Pour remettre nos rivières à aloses dans les mêmes conditions qu’autrefois, il faudra imiter nos voisins, recourir à la reproduction artificielle, en se gardant bien de tomber dans l’erreur des pêcheurs d’Ontario, qui croyant semer du frai d’alose dans leurs beaux grands lacs, les ont empestés de gasparots bons tout au plus à nourrir le doré et le namaycush ou à faire des engrais. Devenue rare dans le fleuve Saint-Laurent l’alose ne paraît pas diminuer en nombre aux États-Unis, et elle y est en plus grande faveur que jamais, spécialement dans les rivières tributaires de l’Atlantique : les baies du Chesapeake et du Delaware en fourmillent tous les printemps. On la capture avec divers engins de pêche, surtout à la seine et aux filets dérivants. Les prix varient de cinq à cinquante piastres le cent, suivant l’abondance et la taille du poisson, ce qui explique le soin extrême que donnent les Américains à la culture et à la propagation de ce clupéidé et la protection attentive dont ils l’entourent.
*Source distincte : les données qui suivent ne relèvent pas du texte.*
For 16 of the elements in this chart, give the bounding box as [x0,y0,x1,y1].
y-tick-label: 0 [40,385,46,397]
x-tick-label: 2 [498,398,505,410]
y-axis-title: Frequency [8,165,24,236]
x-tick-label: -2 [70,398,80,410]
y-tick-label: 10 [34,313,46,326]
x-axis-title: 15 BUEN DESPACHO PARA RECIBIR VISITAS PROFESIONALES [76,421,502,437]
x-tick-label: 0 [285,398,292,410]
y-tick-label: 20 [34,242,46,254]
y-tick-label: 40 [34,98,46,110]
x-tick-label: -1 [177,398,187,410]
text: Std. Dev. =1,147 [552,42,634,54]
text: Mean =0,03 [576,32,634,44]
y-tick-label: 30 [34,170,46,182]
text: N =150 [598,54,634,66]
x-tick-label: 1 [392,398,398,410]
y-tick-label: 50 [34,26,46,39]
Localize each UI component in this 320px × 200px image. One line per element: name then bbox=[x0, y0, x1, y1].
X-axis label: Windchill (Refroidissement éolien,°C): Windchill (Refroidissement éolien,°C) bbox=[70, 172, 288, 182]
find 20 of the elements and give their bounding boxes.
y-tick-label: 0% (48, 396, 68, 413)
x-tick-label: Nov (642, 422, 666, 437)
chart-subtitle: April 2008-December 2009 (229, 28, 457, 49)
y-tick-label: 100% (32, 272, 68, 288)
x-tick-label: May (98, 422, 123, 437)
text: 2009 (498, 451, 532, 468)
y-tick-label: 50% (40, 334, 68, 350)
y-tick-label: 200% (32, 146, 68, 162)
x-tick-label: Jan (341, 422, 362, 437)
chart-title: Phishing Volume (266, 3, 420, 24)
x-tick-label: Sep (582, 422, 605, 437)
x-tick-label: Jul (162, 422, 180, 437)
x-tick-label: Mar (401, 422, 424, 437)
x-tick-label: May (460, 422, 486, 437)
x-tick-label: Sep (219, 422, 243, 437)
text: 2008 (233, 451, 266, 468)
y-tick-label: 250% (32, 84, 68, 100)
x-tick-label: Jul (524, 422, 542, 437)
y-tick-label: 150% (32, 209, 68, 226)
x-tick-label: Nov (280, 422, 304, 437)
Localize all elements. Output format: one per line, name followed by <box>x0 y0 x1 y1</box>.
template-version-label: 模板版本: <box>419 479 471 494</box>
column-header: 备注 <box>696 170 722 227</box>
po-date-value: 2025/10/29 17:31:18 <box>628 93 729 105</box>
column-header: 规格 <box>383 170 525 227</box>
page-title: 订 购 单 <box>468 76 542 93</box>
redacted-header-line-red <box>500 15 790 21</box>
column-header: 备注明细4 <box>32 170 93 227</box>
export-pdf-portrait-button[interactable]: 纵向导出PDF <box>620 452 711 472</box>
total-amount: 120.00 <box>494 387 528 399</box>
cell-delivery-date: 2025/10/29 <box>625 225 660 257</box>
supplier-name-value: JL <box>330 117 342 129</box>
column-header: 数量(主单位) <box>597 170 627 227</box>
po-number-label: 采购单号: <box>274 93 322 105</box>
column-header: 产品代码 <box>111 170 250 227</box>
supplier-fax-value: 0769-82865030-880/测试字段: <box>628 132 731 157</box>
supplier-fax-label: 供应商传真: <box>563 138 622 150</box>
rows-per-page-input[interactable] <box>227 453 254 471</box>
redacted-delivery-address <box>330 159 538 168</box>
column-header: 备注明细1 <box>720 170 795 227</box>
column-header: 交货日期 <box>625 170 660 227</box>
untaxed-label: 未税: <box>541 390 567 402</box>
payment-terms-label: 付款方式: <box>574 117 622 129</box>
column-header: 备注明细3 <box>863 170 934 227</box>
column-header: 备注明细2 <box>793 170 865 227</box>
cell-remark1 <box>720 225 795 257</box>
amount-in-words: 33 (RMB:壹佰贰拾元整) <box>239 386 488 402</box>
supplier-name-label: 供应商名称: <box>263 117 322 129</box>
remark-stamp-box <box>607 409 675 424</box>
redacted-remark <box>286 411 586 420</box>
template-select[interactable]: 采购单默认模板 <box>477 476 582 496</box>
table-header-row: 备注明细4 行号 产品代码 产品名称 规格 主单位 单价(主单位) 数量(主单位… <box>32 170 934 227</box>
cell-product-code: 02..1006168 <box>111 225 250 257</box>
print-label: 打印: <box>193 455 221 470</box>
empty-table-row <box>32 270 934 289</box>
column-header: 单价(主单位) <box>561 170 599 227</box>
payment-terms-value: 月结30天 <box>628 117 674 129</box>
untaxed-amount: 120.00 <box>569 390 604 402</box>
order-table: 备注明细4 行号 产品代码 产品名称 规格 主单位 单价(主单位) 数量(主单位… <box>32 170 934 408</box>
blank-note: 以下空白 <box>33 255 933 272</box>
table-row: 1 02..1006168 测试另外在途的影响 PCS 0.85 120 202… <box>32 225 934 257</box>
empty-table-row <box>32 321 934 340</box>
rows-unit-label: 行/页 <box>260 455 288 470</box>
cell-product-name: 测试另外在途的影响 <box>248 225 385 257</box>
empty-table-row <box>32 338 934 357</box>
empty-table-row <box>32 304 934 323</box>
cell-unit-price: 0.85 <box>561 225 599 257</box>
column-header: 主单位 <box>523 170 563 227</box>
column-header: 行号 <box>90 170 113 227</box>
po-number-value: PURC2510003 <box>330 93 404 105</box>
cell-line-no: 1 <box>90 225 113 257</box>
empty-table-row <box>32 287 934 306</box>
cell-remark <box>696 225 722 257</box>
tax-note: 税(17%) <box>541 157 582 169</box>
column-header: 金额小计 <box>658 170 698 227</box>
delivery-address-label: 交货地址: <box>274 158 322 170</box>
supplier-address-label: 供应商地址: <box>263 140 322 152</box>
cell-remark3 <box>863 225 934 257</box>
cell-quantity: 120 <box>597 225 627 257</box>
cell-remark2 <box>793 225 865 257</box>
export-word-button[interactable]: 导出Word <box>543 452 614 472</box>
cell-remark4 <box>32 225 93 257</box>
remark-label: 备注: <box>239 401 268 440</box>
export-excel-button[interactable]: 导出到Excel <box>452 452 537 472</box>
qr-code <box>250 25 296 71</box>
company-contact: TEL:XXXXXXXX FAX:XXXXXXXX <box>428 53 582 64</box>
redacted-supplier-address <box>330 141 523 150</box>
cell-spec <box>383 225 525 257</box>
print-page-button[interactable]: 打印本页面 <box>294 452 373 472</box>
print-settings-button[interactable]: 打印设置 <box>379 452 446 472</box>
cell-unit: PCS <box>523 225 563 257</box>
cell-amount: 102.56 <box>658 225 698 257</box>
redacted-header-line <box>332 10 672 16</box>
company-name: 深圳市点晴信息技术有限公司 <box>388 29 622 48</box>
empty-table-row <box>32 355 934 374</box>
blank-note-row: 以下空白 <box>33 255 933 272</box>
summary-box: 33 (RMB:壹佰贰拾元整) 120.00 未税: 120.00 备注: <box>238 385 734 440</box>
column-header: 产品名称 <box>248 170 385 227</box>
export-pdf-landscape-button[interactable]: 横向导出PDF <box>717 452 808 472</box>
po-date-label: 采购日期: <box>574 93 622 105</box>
L’alose est le premier poisson marin qui ait été l’objet de la piscieulture aux États-Unis. Dès l’année 1867, Seth Green est parvenu à féconder artiticiellement les œufs de ce poisson, et après les avoir fait se développer il a pu en verser des quantités énormes dans le Merrimac, le lac Vinnipegosis, le Penigewasset, d’où la descente s’est faite à la mer. C. Daniel et C. Hardy ont également réussi de pareilles opérations.

On doit à MM. Frédéric Mather et Charles Bell un appareil très simple qui permet d’obtenir l’éclosion des œufs de l’alose en laboratoire. Cet appareil consiste en un entonnoir en métal auquel est soudée une bordure métallique ; un large rebord forme, à l’extérieur, une rigole circulaire qui porte un ajustage latéral pour la sortie de l’eau. Vers le fond de l’entonnoir se trouve une cloison horizontalement placée, en toile métallique à mailles fines, sur laquelle on dispose les œufs. L’appareil étant suspendu à une potence, l’eau arrive au moyen d’un tube en caoutchouc fixé au bas de l’entonnoir ; le courant pénétrant sous une certaine pression entraîne les œufs de bas en haut et dans une direction excentrique : ce courant, perdant peu à peu de sa force en devenant plus large, ne peut plus soutenir les œufs, qui tombent sur la paroi inclinée de l’entonnoir, roulent vers le fond et sont de nouveau repris : cette agitation continuelle est des plus favorables à l’éclosion.